Q. We’re trying to find a definitive style for representing file names, commands, and computer buttons
(e.g., click “exit”) in text. For file names, for example, I’ve
found quotation marks, italics, all caps, boldface . . . you name it, including
no differentiation at all. How would you suggest treating a file name in a sentence such as “Open the
readme.rtf file before continuing with the installation”? What about commands in a sentence such as
“Click on File and select Open”?
A. For commands, icons, keys, etc., an important consideration is to match the capitalization of the software or hardware being
invoked. Fortunately such items tend to be capitalized, which helps to set terms off from the run of text without introducing
italics or other distinctions:
Choose Save As, under File (or press F12), before you make another move.
You can assign shortcuts to a Ctrl+Alt key combination to launch most Windows applications.
File names may be set in italics or in a different font. An elegant alternative is to relegate them to parentheses:
Open the third chapter (John Doe and the problem of anonymity.wpd) and run the cleanup macro (clean_me).
Words to be typed can be set in bold or in a different font, or both, like this:
Type vacation stop at the prompt, then hit Enter.

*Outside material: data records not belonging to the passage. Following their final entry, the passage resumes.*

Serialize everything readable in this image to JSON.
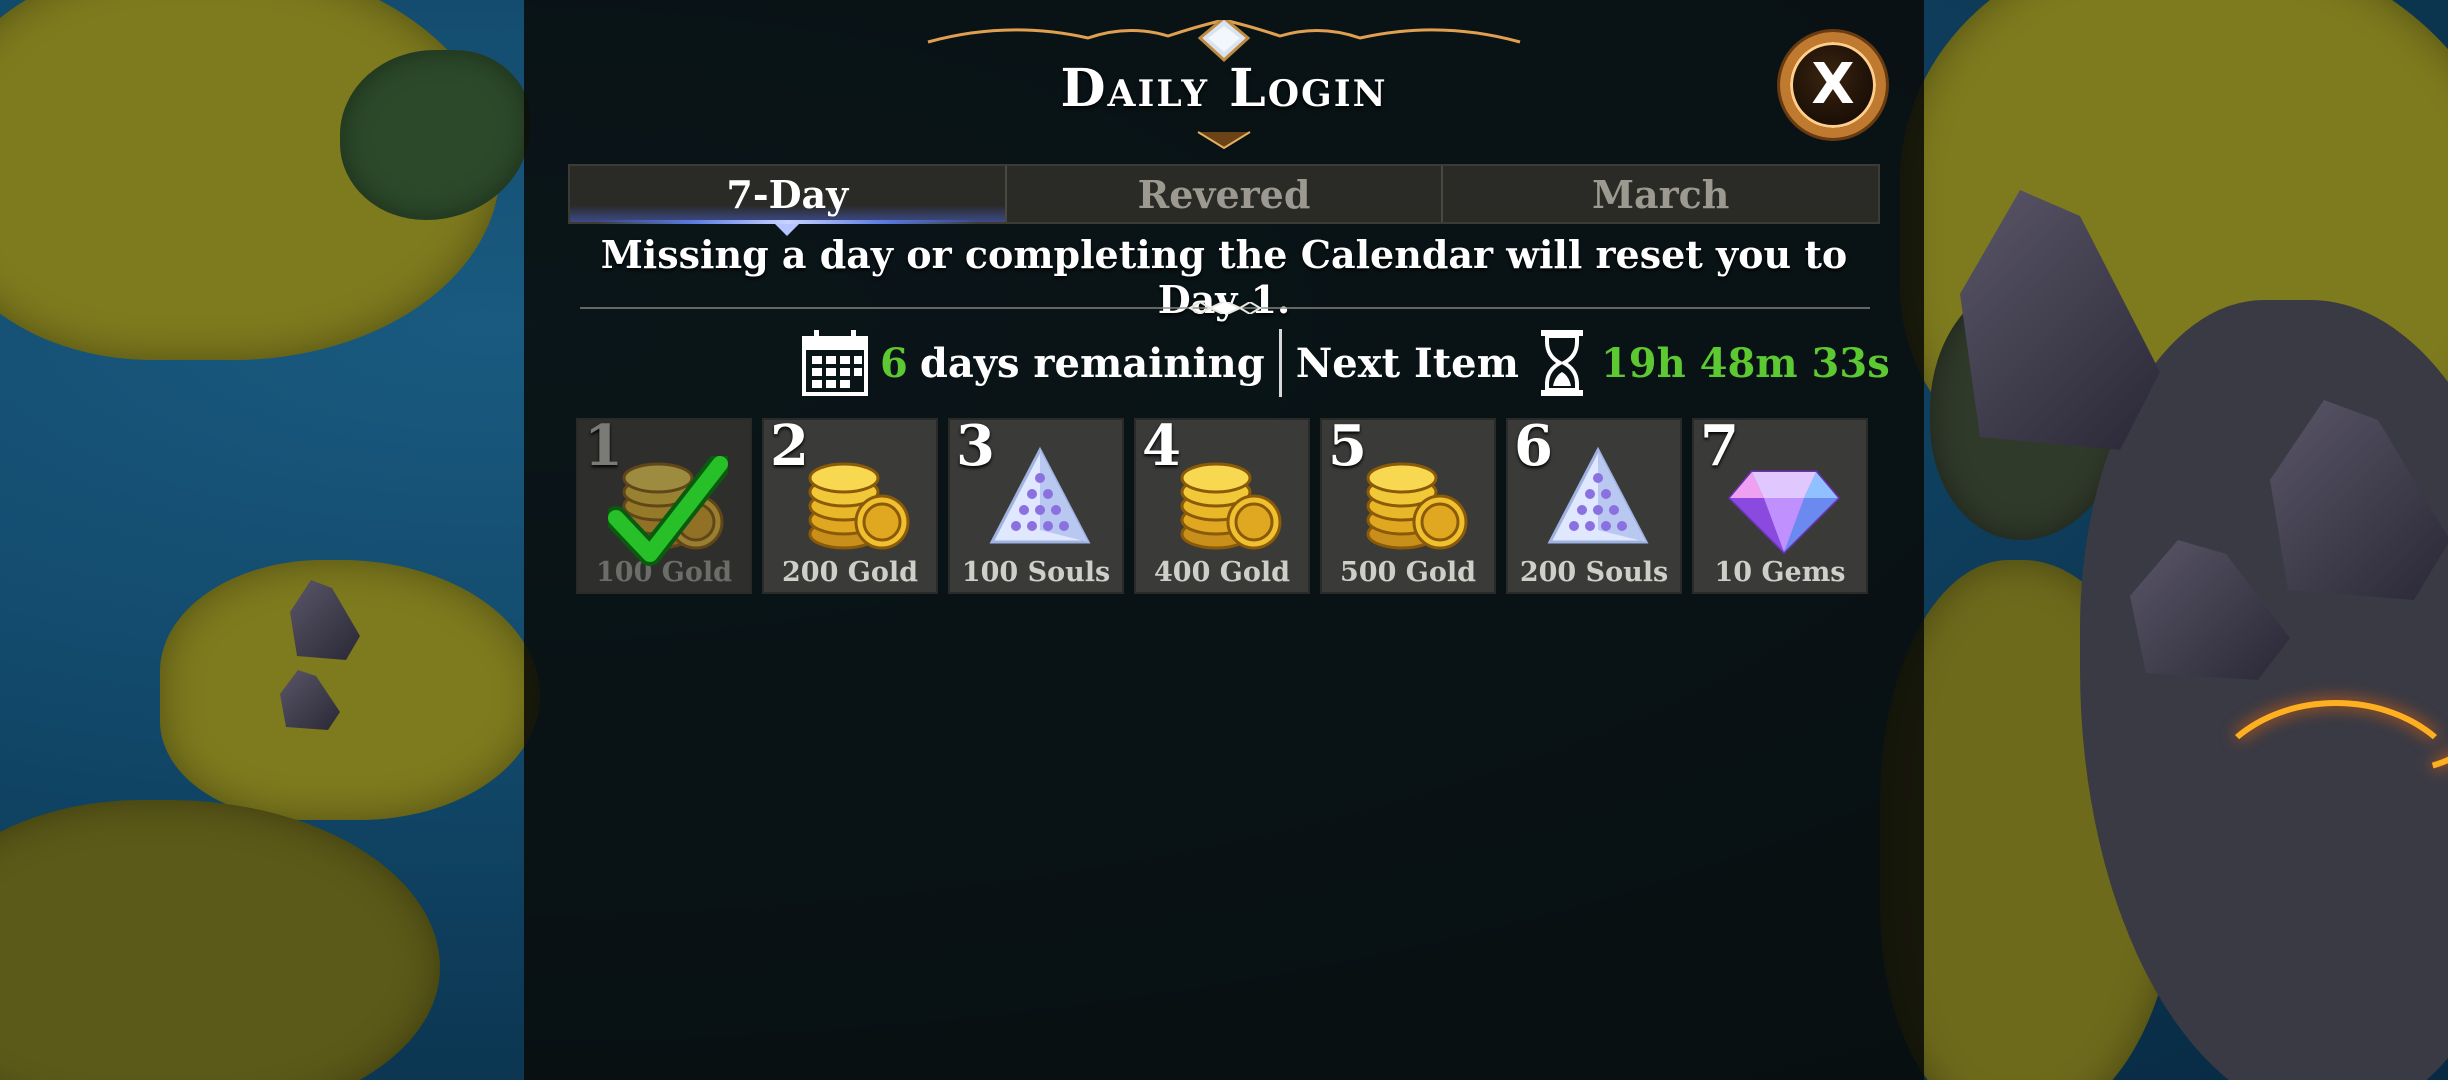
{
  "header": {
    "title": "Daily Login",
    "close_label": "X"
  },
  "tabs": [
    {
      "label": "7-Day",
      "active": true
    },
    {
      "label": "Revered",
      "active": false
    },
    {
      "label": "March",
      "active": false
    }
  ],
  "notice": "Missing a day or completing the Calendar will reset you to Day 1.",
  "status": {
    "days_remaining_count": "6",
    "days_remaining_text": "days remaining",
    "next_item_label": "Next Item",
    "next_item_timer": "19h 48m 33s"
  },
  "rewards": [
    {
      "day": "1",
      "label": "100 Gold",
      "icon": "gold-coins-icon",
      "claimed": true
    },
    {
      "day": "2",
      "label": "200 Gold",
      "icon": "gold-coins-icon",
      "claimed": false
    },
    {
      "day": "3",
      "label": "100 Souls",
      "icon": "souls-pyramid-icon",
      "claimed": false
    },
    {
      "day": "4",
      "label": "400 Gold",
      "icon": "gold-coins-icon",
      "claimed": false
    },
    {
      "day": "5",
      "label": "500 Gold",
      "icon": "gold-coins-icon",
      "claimed": false
    },
    {
      "day": "6",
      "label": "200 Souls",
      "icon": "souls-pyramid-icon",
      "claimed": false
    },
    {
      "day": "7",
      "label": "10 Gems",
      "icon": "gem-icon",
      "claimed": false
    }
  ],
  "colors": {
    "accent_green": "#5cc832",
    "frame_gold": "#c07a30",
    "tab_active_glow": "#5a7ae0"
  }
}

Quotation marks, unless they are an explicit element of a command or label, should be avoided—though
they may be helpful, used consistently, to delimit file names (which may or may not have telltale extensions and even if they
do may be impossible to distinguish from the run of text, as in the WPD example above). Consistency is the key—set
up a style sheet tailored to your needs (e.g., a software manual would generally merit greater use of bold and italics to
distinguish commands from labels and file names), and stick with it.